Qu’est-ce que la socialisation professionnelle ?

Qu’est-ce que la socialisation professionnelle ? 

Entrer dans un nouveau métier entraine pour tout individu un processus de construction, voire de re-construction (Darmon, 2006) . Ce dernier va en effet être confronté à de nouvelles normes et valeurs propres au champ professionnel qui s’ouvre à lui.

La socialisation professionnelle est, au même titre que la socialisation conjugale ou politique, un processus qui intervient à la suite d’une (ou plusieurs) socialisations primaires. L’apprentissage de nouvelles normes et valeurs professionnelles doit donc être analysé à la lumière des dispositions individuelles précédemment incorporées par les individus. Cette analyse peut également être mise en perspective avec des dispositions intégrées lors de socialisations professionnelles passées dans le cas d’une reconversion professionnelle d’un individu (Denave, 2015) .

Questionner la socialisation professionnelle revient à se demander, comment devient-on médecin, footballeur, coiffeuse, ou encore enseignant(e) ? De nombreux travaux sociologiques ont mis en évidence les processus au cours desquels les individus sont formés, voire transformés, lors de l’entrée dans leur nouveau métier. Les métiers de l’automobile et de la coiffure entrainent par exemple une véritable transformation corporelle chez les nouveaux entrants, leur corps étant majoritairement sollicité lors de l’exercice de leur activité : « Le corps des apprenti(es) en CAP devient un corps-outil, qui doit être endurant face à la pénibilité du travail, mais aussi être réparé et protégé pour tenir » (Denave et Renard, 2019, p.82) . Cette transformation corporelle s’accompagne d’une transmission de normes de genre associées à ces métiers socialement considérés comme « non-mixtes » : « Leur transformation corporelle visible est distincte : les corps des apprentis des métiers de l’automobile sont sculptés par le travail ; les coiffeuses apprennent à apprêter leur corps.» (Denave et Renard, 2019, p.82) .

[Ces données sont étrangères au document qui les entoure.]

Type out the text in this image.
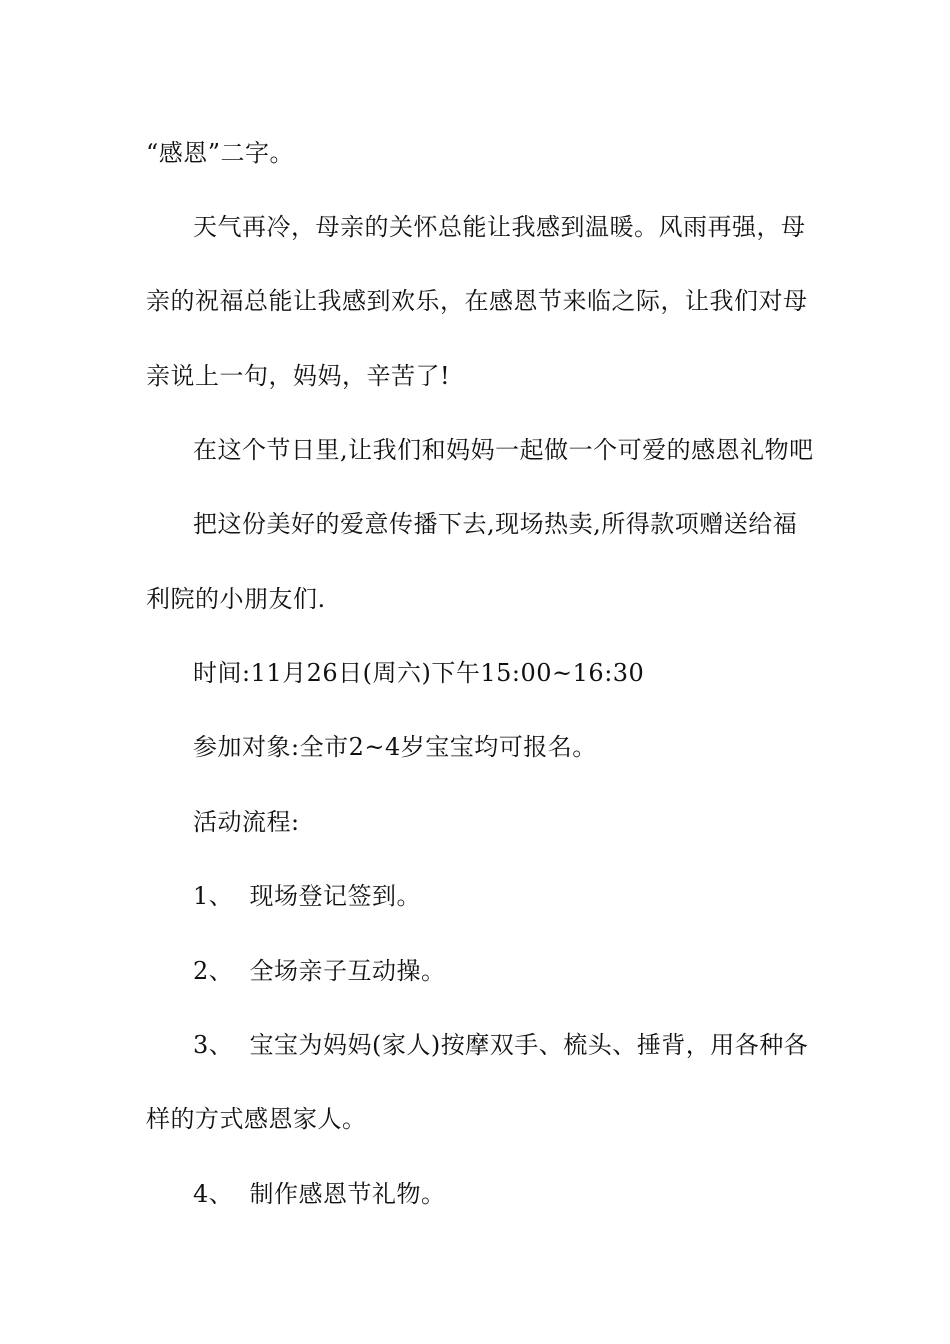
“感恩”二字。
天气再冷，母亲的关怀总能让我感到温暖。风雨再强，母
亲的祝福总能让我感到欢乐，在感恩节来临之际，让我们对母
亲说上一句，妈妈，辛苦了!
在这个节日里,让我们和妈妈一起做一个可爱的感恩礼物吧
把这份美好的爱意传播下去,现场热卖,所得款项赠送给福
利院的小朋友们.
时间:11月26日(周六)下午15:00~16:30
参加对象:全市2~4岁宝宝均可报名。
活动流程:
1、  现场登记签到。
2、  全场亲子互动操。
3、  宝宝为妈妈(家人)按摩双手、梳头、捶背，用各种各
样的方式感恩家人。
4、  制作感恩节礼物。
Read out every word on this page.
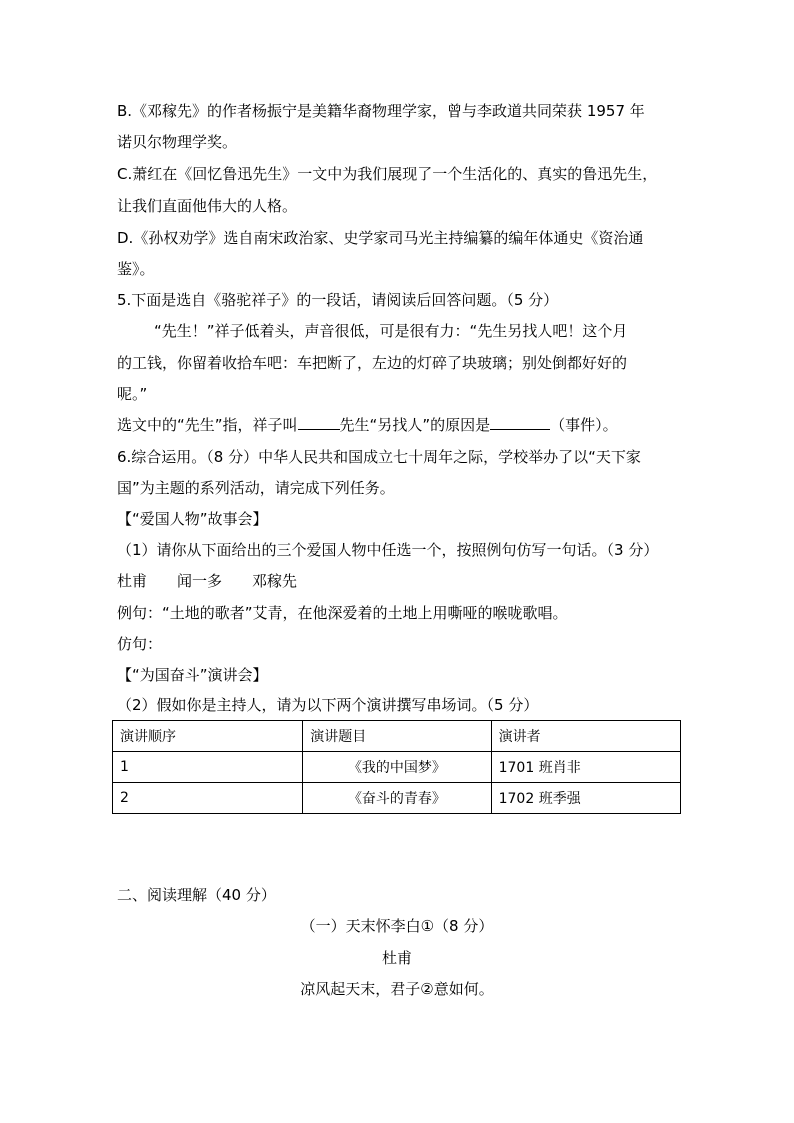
B.《邓稼先》的作者杨振宁是美籍华裔物理学家，曾与李政道共同荣获 1957 年
诺贝尔物理学奖。
C.萧红在《回忆鲁迅先生》一文中为我们展现了一个生活化的、真实的鲁迅先生，
让我们直面他伟大的人格。
D.《孙权劝学》选自南宋政治家、史学家司马光主持编纂的编年体通史《资治通
鉴》。
5.下面是选自《骆驼祥子》的一段话，请阅读后回答问题。（5 分）
“先生！”祥子低着头，声音很低，可是很有力：“先生另找人吧！这个月
的工钱，你留着收拾车吧：车把断了，左边的灯碎了块玻璃；别处倒都好好的
呢。”
选文中的“先生”指，祥子叫	先生“另找人”的原因是	（事件）。
6.综合运用。（8 分）中华人民共和国成立七十周年之际，学校举办了以“天下家
国”为主题的系列活动，请完成下列任务。
【“爱国人物”故事会】
（1）请你从下面给出的三个爱国人物中任选一个，按照例句仿写一句话。（3 分）
杜甫 闻一多 邓稼先
例句：“土地的歌者”艾青，在他深爱着的土地上用嘶哑的喉咙歌唱。
仿句：
【“为国奋斗”演讲会】
（2）假如你是主持人，请为以下两个演讲撰写串场词。（5 分）
演讲顺序	演讲题目	演讲者
1	《我的中国梦》	1701 班肖非
2	《奋斗的青春》	1702 班季强
二、阅读理解（40 分）
（一）天末怀李白①（8 分）
杜甫
凉风起天末，君子②意如何。
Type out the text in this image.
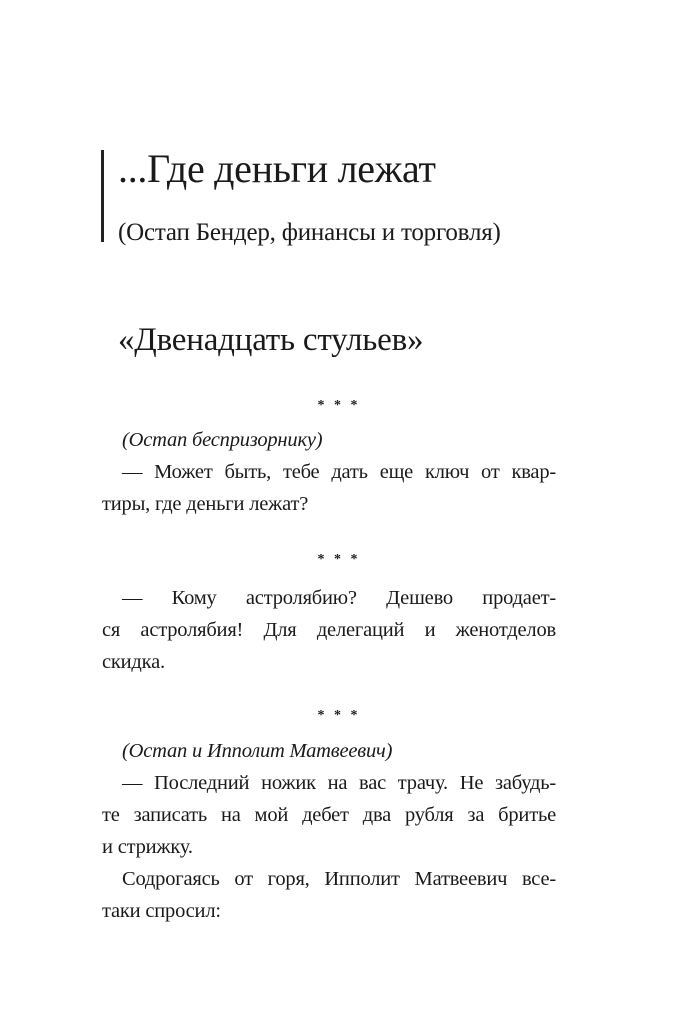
...Где деньги лежат
(Остап Бендер, финансы и торговля)
«Двенадцать стульев»
* * *
(Остап беспризорнику)
— Может быть, тебе дать еще ключ от квар-
тиры, где деньги лежат?
* * *
— Кому астролябию? Дешево продает-
ся астролябия! Для делегаций и женотделов
скидка.
* * *
(Остап и Ипполит Матвеевич)
— Последний ножик на вас трачу. Не забудь-
те записать на мой дебет два рубля за бритье
и стрижку.
Содрогаясь от горя, Ипполит Матвеевич все-
таки спросил:
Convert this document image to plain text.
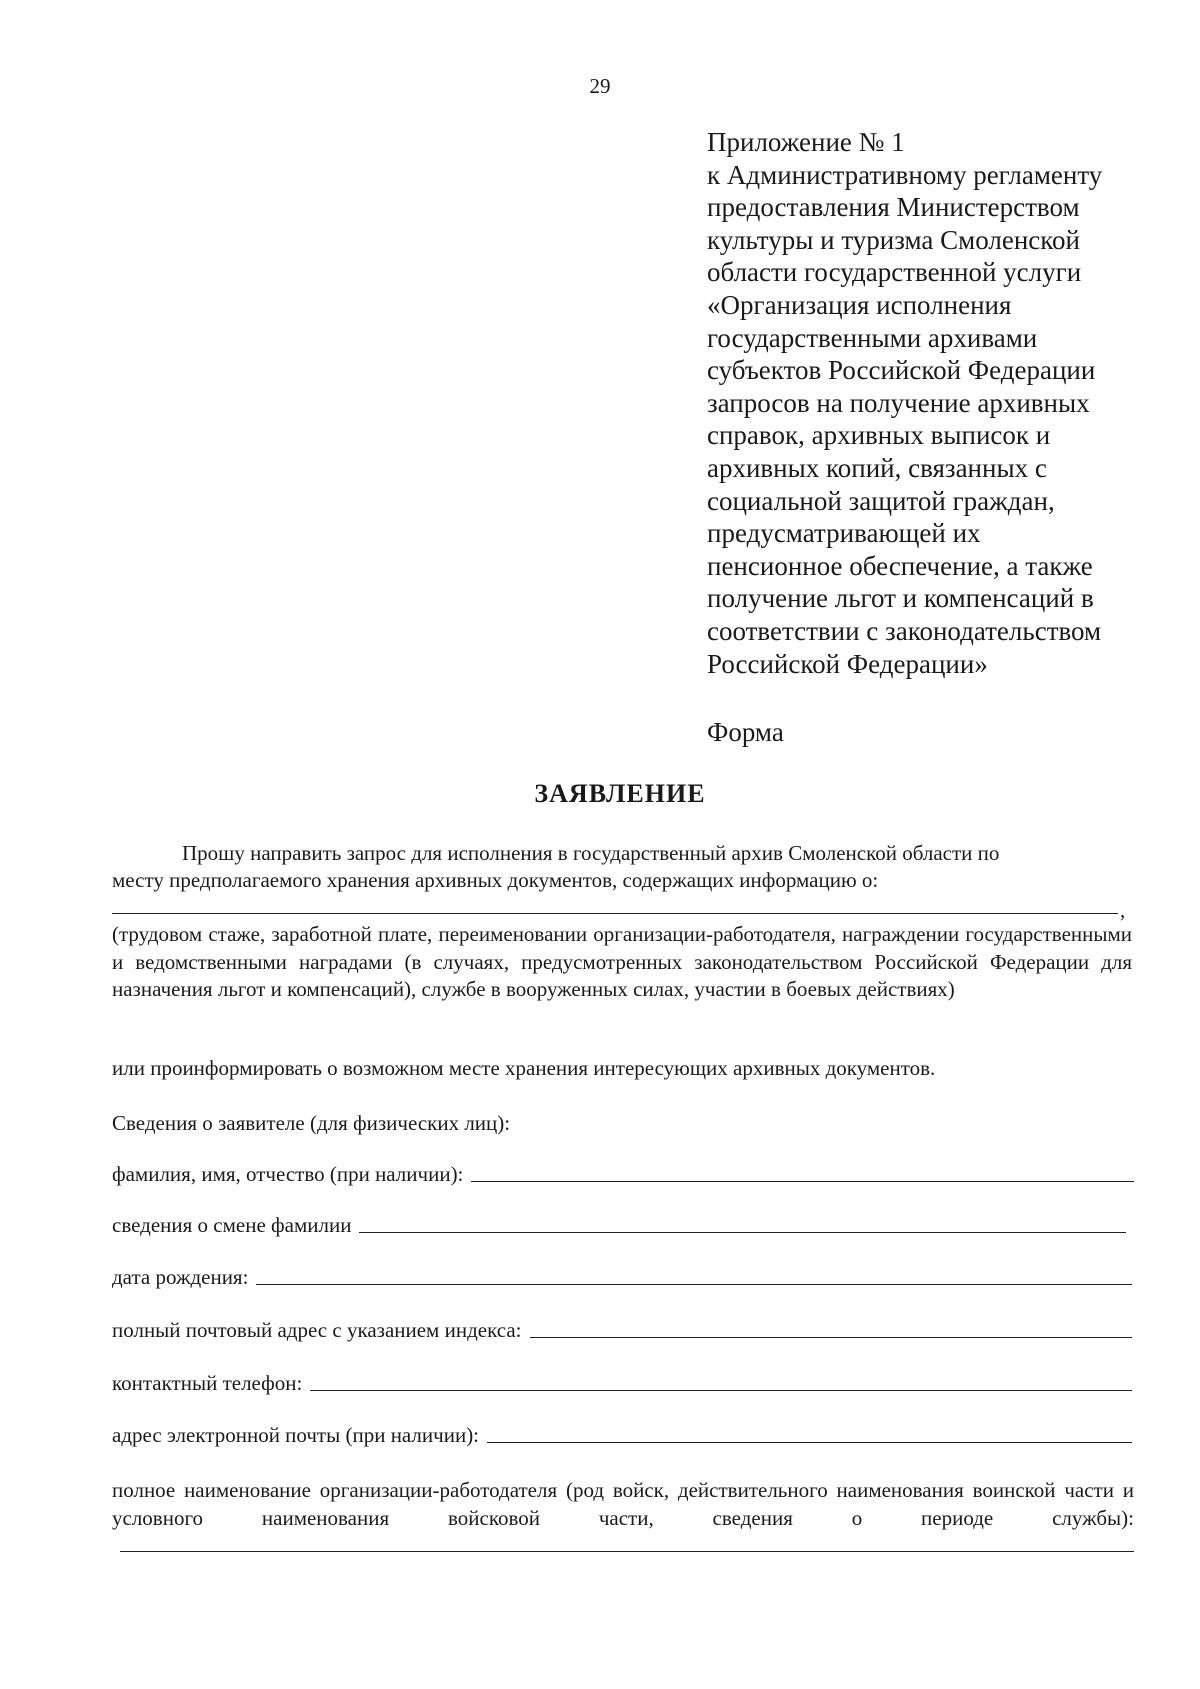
29
Приложение № 1
к Административному регламенту
предоставления Министерством
культуры и туризма Смоленской
области государственной услуги
«Организация исполнения
государственными архивами
субъектов Российской Федерации
запросов на получение архивных
справок, архивных выписок и
архивных копий, связанных с
социальной защитой граждан,
предусматривающей их
пенсионное обеспечение, а также
получение льгот и компенсаций в
соответствии с законодательством
Российской Федерации»
Форма
ЗАЯВЛЕНИЕ
Прошу направить запрос для исполнения в государственный архив Смоленской области по
месту предполагаемого хранения архивных документов, содержащих информацию о:
,
(трудовом стаже, заработной плате, переименовании организации-работодателя, награждении государственными и ведомственными наградами (в случаях, предусмотренных законодательством Российской Федерации для назначения льгот и компенсаций), службе в вооруженных силах, участии в боевых действиях)
или проинформировать о возможном месте хранения интересующих архивных документов.
Сведения о заявителе (для физических лиц):
фамилия, имя, отчество (при наличии):
сведения о смене фамилии
дата рождения:
полный почтовый адрес с указанием индекса:
контактный телефон:
адрес электронной почты (при наличии):
полное наименование организации-работодателя (род войск, действительного наименования воинской части и условного наименования войсковой части, сведения о периоде службы):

Analyser le processus de socialisation professionnelle nécessite également de se demander, à quel(s) moment(s) apprend-on à devenir médecin, footballeur, coiffeuse ou enseignant(e) ? Cette seconde question est importante puisqu’elle peut amener à des réponses multiples selon les métiers. Dans son ouvrage La fabrique des footballeurs (2012), le sociologue J.Bertrand met en évidence le caractère précoce de la construction des aspirations professionnelles chez les footballeurs professionnels. En effet, l’instance familiale joue un rôle premier et central dans la socialisation des jeunes footballeurs (J.Bertrand, 2011) , ce qui illustre la nécessité de mettre en perspective les dispositions acquises lors de la socialisation primaire pour analyser le processus de socialisation professionnelle.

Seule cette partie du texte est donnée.